A best-selling author left unable to write after suffering the debilitating condition ME is celebrating the publication of her 75th novel.
Katie Flynn also writes under the name Judith Saxton
Katie Flynn, from Wrexham, was diagnosed with the condition 11 years ago which became worse when she was in a car crash in 1999.
Since then she has dictated her novels to her personal assistant Jo Prince, who types every word into the computer.
Ms Flynn, 70, said: "She's fantastic. I don't know where I'd be without her."
Since being diagnosed with ME - a condition which still baffles many doctors - she has suffered symptoms including severe pain and tiredness.
During a car crash six-and-a-half years ago, she suffered whiplash which made it physically difficult for her to write.
She placed a job in her local job centre, and Jo has been typing out her novels ever since.
Katie said: "I can't read, I can't focus on print. I flake out after about three-and-a-half hours.
"I'm prone to burning hot pins and needles in my hands and arms, and once that starts, you've got to stop, you can't keep on.
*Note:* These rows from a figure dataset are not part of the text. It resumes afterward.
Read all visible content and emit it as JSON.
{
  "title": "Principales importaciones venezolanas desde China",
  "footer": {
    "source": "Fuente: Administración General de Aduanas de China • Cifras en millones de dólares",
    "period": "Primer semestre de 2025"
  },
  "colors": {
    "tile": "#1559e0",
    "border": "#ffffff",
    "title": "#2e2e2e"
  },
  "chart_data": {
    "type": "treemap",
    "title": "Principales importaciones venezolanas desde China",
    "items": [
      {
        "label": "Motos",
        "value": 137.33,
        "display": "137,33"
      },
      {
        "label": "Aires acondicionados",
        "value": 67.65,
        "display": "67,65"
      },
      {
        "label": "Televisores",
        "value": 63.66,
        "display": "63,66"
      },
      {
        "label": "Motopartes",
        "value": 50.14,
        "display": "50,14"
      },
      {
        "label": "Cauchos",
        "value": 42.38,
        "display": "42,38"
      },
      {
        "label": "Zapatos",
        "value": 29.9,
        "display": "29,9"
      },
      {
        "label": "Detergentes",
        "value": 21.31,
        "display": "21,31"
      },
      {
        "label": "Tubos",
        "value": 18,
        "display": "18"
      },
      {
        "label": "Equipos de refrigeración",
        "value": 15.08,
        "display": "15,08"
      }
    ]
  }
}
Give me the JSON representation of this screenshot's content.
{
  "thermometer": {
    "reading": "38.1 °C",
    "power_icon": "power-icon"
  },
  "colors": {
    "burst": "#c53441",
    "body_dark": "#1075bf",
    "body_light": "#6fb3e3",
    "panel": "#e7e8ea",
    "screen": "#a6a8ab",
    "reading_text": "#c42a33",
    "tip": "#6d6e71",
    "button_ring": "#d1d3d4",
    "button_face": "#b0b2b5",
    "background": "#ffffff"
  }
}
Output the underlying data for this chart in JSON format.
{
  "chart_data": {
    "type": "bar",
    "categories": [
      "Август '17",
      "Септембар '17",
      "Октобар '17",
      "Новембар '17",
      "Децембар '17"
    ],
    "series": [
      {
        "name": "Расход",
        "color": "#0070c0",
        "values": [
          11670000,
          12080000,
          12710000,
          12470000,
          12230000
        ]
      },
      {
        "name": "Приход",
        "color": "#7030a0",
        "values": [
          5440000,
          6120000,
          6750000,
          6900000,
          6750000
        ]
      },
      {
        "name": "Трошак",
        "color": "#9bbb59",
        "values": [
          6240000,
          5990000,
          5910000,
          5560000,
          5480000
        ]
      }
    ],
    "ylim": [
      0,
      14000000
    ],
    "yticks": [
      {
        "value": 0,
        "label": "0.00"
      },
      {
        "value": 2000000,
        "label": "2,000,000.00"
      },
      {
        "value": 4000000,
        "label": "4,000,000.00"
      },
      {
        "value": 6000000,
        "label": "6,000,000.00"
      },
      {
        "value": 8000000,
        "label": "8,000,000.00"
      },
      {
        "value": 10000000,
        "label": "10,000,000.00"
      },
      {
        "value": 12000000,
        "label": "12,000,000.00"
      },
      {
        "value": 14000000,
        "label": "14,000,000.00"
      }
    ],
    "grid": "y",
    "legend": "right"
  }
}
"It's slowed me down - you wouldn't think so because I'm doing two books a year.
Jo Prince is now an integral part of Katie Flynn's novels
"You get what they call 'brain fog,' you forget words. Many a time I've had a heroine on page one with green eyes, and they've turned to grey and then brown in the course of the book.
"Somebody's got to look out for you, and that's why Jo is so essential."
She added: "Jo has got so into my mind that she can tell when I lose track completely, and she can tell me the word that I want
"I think it's quite interesting, for both of us."
The author, who also writes as Judith Saxton, is best known for her novels set in early 20th Century Liverpool.
With the help of her assistant, she writes two books each year, selling up to 170,000 copies of each.
The latest book, Little Girl Lost, is released this week, and the pair are already working on the next title.
Jo, a secretary by profession, said: "She's a wonderful lady and we've become good friends.
"I love the books - it would be awful if I didn't.
"I'm always fascinated by them - just as I think the plot's going one way, she surprises me."
Jo added: "When she's writing she's in a totally different world really.
"It's escapism and I think it has a good effect on her illness. It makes her positive and it takes her out of herself."